VAT’s have a major flaw though that is ignored by anti-testing demagogues, but rarely addressed by supporters. The flaw is not with the VAT itself, but with how the tests are written.
VAT’s come from econometrics, the measure of the economy, where there is a common currency (such as the dollar, the euro, or the yen). A CEO may be evaluated thru a VAT by the board of directors: sure, the value of our company went up 26% under you, but if we look what we should have expected, it should have gone up 30%! VAT is an interesting way of forcing company executives to think long term: if you keep paying executives after you fire them based on a VAT, you can reward executives who were unfairly fired, and punish those who were unfairly kept on, without giving up the ability to rapidly hire and fire
But it is very rare for “common” tests to be used across grade levels. Tests for third graders do not measure “learning,” they typically measure “third grade proficiency.” Tests for fourth graders do not measure “learning,” they measure “fourth grade proficiency.” Thus it’s very hard to compare learning across levels using these tests.

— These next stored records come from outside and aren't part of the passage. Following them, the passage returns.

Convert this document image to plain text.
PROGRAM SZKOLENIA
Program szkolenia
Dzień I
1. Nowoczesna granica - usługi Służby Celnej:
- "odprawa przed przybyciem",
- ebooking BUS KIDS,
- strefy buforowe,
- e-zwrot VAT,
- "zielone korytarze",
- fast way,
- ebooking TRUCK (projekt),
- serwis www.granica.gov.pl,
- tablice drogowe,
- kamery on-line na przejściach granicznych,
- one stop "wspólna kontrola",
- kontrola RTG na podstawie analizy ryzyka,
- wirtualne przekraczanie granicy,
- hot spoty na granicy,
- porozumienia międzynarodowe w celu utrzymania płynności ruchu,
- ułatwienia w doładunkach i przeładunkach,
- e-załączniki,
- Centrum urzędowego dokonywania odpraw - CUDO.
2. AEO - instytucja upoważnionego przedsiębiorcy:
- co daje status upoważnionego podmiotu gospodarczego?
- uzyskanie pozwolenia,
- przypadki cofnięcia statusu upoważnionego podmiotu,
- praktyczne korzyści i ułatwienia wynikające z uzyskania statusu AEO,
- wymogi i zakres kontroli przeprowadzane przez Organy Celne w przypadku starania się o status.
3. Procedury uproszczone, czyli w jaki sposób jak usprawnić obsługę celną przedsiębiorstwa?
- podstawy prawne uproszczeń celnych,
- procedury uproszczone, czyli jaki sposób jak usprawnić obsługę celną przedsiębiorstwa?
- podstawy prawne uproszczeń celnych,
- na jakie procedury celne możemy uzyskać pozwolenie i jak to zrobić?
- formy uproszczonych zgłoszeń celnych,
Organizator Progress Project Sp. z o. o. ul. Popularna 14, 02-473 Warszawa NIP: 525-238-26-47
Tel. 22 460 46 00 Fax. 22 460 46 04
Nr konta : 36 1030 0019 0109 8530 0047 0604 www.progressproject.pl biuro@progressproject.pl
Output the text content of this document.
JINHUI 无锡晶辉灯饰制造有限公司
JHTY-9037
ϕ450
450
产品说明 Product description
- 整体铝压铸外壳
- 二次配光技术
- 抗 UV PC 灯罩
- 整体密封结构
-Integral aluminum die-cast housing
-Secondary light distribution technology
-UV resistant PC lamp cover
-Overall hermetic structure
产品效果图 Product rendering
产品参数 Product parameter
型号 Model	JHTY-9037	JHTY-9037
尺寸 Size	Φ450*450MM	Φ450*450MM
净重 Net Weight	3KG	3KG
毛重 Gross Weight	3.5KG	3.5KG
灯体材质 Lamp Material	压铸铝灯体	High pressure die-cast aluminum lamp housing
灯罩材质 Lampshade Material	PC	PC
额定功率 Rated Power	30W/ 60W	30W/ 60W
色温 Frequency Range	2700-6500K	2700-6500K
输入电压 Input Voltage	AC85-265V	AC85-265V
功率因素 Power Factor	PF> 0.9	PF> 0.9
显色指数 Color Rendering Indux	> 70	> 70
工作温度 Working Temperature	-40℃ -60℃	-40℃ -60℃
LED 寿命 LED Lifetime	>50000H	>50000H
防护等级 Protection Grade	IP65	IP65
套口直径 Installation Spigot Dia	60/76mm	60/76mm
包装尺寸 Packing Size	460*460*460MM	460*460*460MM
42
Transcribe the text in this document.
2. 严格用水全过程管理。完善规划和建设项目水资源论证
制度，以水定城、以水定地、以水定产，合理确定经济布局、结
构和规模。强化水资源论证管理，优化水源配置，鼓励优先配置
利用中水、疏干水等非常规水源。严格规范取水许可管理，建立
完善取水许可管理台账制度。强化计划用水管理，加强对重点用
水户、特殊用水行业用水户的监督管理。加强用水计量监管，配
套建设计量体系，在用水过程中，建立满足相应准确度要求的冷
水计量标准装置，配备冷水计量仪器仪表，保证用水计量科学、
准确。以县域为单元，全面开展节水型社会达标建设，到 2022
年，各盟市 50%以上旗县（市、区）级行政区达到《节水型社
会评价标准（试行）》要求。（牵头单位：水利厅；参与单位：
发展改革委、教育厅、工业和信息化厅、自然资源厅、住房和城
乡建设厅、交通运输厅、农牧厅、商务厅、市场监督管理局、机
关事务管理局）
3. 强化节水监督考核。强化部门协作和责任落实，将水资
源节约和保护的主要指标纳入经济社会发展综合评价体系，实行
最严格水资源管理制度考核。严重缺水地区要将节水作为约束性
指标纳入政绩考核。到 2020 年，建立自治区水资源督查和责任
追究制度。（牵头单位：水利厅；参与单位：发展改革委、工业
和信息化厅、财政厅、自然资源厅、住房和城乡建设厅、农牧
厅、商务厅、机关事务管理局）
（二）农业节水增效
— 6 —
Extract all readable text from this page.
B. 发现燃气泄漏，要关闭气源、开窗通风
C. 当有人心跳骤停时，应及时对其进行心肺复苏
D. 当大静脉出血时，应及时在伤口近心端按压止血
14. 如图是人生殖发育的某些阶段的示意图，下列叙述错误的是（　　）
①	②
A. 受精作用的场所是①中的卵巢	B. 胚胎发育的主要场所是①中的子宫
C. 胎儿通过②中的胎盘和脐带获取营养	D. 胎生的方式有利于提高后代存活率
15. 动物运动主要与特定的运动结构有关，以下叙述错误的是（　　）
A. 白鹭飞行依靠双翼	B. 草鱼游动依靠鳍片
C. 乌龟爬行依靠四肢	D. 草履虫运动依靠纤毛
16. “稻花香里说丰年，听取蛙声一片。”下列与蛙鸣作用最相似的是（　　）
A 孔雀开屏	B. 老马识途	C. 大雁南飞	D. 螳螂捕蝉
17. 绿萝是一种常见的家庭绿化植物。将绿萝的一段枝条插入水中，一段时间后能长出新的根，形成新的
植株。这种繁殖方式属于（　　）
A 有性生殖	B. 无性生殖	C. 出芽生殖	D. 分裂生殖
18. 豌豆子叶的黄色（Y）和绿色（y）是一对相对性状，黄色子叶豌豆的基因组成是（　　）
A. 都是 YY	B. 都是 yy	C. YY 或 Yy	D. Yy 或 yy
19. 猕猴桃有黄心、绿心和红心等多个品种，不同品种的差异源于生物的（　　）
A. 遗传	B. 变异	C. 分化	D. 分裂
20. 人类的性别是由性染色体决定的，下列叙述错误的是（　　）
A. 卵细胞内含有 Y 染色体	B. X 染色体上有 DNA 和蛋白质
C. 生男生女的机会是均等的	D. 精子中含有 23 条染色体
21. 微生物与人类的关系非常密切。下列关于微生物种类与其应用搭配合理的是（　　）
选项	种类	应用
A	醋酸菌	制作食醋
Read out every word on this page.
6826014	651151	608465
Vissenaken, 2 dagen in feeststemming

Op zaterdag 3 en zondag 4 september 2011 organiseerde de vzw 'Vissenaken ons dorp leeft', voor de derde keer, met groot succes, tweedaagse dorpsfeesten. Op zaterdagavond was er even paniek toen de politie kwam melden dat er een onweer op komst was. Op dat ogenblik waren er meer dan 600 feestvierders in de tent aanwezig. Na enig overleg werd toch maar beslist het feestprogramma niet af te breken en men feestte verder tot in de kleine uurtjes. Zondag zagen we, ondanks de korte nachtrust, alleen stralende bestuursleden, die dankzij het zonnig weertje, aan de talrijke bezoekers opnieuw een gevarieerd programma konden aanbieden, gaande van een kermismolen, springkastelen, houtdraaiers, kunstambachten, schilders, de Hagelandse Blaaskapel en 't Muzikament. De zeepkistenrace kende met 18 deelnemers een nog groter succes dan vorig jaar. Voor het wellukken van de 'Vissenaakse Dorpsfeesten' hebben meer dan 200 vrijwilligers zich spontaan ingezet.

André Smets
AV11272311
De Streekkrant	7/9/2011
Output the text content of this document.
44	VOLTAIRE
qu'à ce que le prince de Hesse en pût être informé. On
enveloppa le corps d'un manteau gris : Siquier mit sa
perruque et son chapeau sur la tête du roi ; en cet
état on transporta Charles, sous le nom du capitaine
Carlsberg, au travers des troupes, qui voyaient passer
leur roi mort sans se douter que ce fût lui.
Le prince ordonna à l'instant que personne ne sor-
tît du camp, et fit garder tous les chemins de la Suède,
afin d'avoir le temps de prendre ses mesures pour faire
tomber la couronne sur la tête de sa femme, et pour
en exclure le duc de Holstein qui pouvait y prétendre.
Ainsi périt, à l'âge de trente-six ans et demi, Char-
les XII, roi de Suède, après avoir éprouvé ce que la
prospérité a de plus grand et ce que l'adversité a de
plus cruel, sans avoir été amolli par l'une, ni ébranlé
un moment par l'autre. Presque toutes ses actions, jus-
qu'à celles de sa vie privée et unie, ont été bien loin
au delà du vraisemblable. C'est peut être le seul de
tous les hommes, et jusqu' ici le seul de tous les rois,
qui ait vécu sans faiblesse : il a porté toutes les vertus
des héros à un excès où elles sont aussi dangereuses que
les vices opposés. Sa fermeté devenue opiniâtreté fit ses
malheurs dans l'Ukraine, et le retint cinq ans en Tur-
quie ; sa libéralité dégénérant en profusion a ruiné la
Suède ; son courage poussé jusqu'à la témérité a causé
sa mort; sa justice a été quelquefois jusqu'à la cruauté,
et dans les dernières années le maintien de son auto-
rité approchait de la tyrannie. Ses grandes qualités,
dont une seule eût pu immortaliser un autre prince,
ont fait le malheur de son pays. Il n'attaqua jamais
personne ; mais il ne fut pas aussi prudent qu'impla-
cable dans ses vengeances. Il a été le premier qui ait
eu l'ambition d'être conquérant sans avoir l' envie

For example, imagine a very good fifth-grader teacher who focuses on each individual student, Miss Smith. Miss Smith tailors instruction for each child. Whether a child is a year behind, at, or a year above grade level, the child gains two grade levels of knowledge under Miss Smith. What a great teacher!
But the VAT model, if used with normal proficiency testing, will not show this. Take the student who was at a 1st grade level. Now that student is as a 3rd grade level. But many tests instead will accurately identify the student as far below grade level. Thus there may be no VAT model. (A bad teacher could have gamed the system, focusing on teaching a few superficial skills measured on the fifth grade tests, instead of helping the student develop across the board.) Likewise, a student who is now at the 7th grade level will till be accurately shown to be at or above grade level. Because a fifth-grade proficiency exam is not designed to measure 7th grade skills, the benefits this student gained from Miss Smith will not show up.
The VAT model is a big improvement on old models of testing. But when combined with inappropriate or archaic tests, VAT can provide deceptive results. Teacher advocates should focus on these, real, drawbacks of VAT-based teacher assessments so the assessments should be improved.